Young John Cheatham grew up watching his community work together for their rights, then joined the work himself.

"It seems like John Cheatham had a great deal of influence with the power brokers downtown," Lange said. "His voice was bigger than the fire station."

Fire Station 24 was established in the middle of the redlined neighborhoods along the rail yards, where Black families had begun to buy houses. A fire chief told the newspapers at the time that they needed someplace to station the city's few Black firefighters, because their white co-workers refused to sleep in a bed or wash in a basin that a Black man had used.

When the Black crews moved into the station, howls of protest went up from some neighbors.

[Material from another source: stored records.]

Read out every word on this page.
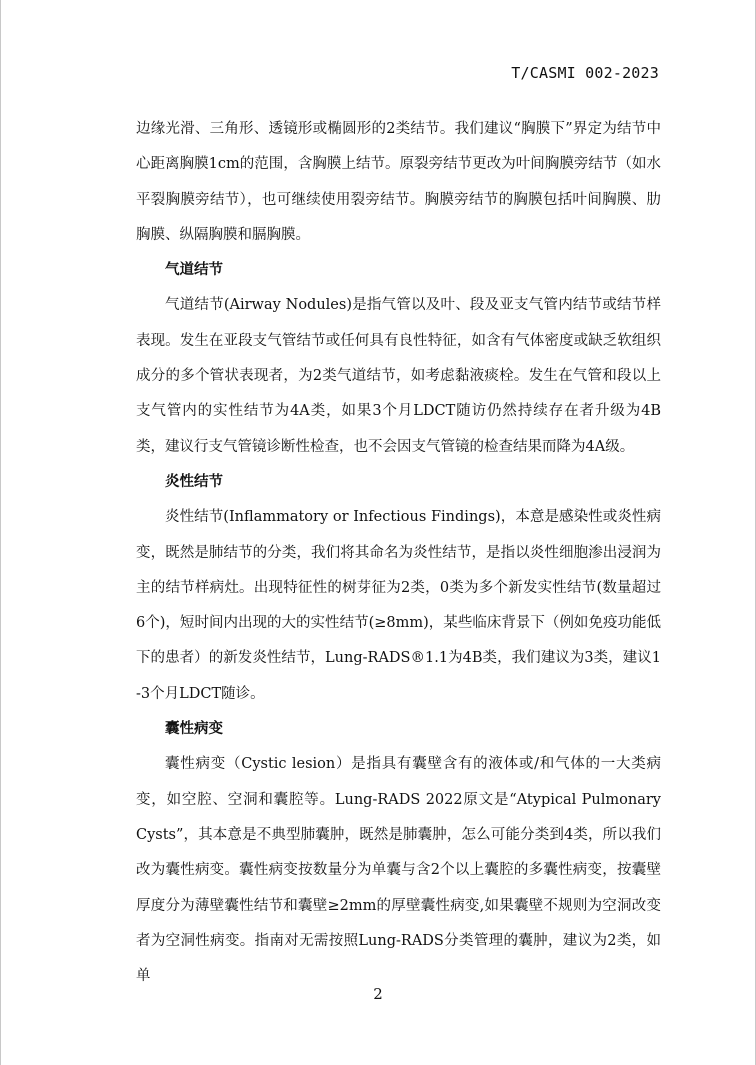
T/CASMI 002-2023

边缘光滑、三角形、透镜形或椭圆形的2类结节。我们建议“胸膜下”界定为结节中心距离胸膜1cm的范围，含胸膜上结节。原裂旁结节更改为叶间胸膜旁结节（如水平裂胸膜旁结节），也可继续使用裂旁结节。胸膜旁结节的胸膜包括叶间胸膜、肋胸膜、纵隔胸膜和膈胸膜。

气道结节

气道结节(Airway Nodules)是指气管以及叶、段及亚支气管内结节或结节样表现。发生在亚段支气管结节或任何具有良性特征，如含有气体密度或缺乏软组织成分的多个管状表现者，为2类气道结节，如考虑黏液痰栓。发生在气管和段以上支气管内的实性结节为4A类，如果3个月LDCT随访仍然持续存在者升级为4B类，建议行支气管镜诊断性检查，也不会因支气管镜的检查结果而降为4A级。

炎性结节

炎性结节(Inflammatory or Infectious Findings)，本意是感染性或炎性病变，既然是肺结节的分类，我们将其命名为炎性结节，是指以炎性细胞渗出浸润为主的结节样病灶。出现特征性的树芽征为2类，0类为多个新发实性结节(数量超过6个)，短时间内出现的大的实性结节(≥8mm)，某些临床背景下（例如免疫功能低下的患者）的新发炎性结节，Lung-RADS®1.1为4B类，我们建议为3类，建议1-3个月LDCT随诊。

囊性病变

囊性病变（Cystic lesion）是指具有囊壁含有的液体或/和气体的一大类病变，如空腔、空洞和囊腔等。Lung-RADS 2022原文是“Atypical Pulmonary Cysts”，其本意是不典型肺囊肿，既然是肺囊肿，怎么可能分类到4类，所以我们改为囊性病变。囊性病变按数量分为单囊与含2个以上囊腔的多囊性病变，按囊壁厚度分为薄壁囊性结节和囊壁≥2mm的厚壁囊性病变,如果囊壁不规则为空洞改变者为空洞性病变。指南对无需按照Lung-RADS分类管理的囊肿，建议为2类，如单

2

You can't have Black men in that building, they told the papers. White women might walk past it.

This is our history. But so is the fact that other neighbors rallied to defend the firefighters and save the station and its horse-drawn fire truck.

"It's about time," said City Council Member Andrew Johnson, who represents the 40 or so households along the nine-block stretch of the future Cheatham Avenue.

By the time the city officially changes the street signs, drivers using online maps and mail deliveries will get where they need to go regardless of the name used. City officials are hoping to locate some of Cheatham's descendants for the dedication ceremony; he and his wife, Susie, bought a house in south Minneapolis and raised their four children there.

In this part of south Minneapolis, most of the streets are numbered. Which makes your name on a street an even more singular honor, Johnson noted.

That honor goes to "somebody who stood up to serve our community when it was such a difficult thing for him to do because of the color of his skin and the racism directed at him," Johnson said.

"That took courage. That was real dedication to the people of Minneapolis," he added. "That was inspiring. That is worthy of the honor."

If you never look at the bad chapters of history, you miss all the people who worked toward the good.

If you turn the page on someone like Charles Dight, you make room for someone like John Cheatham.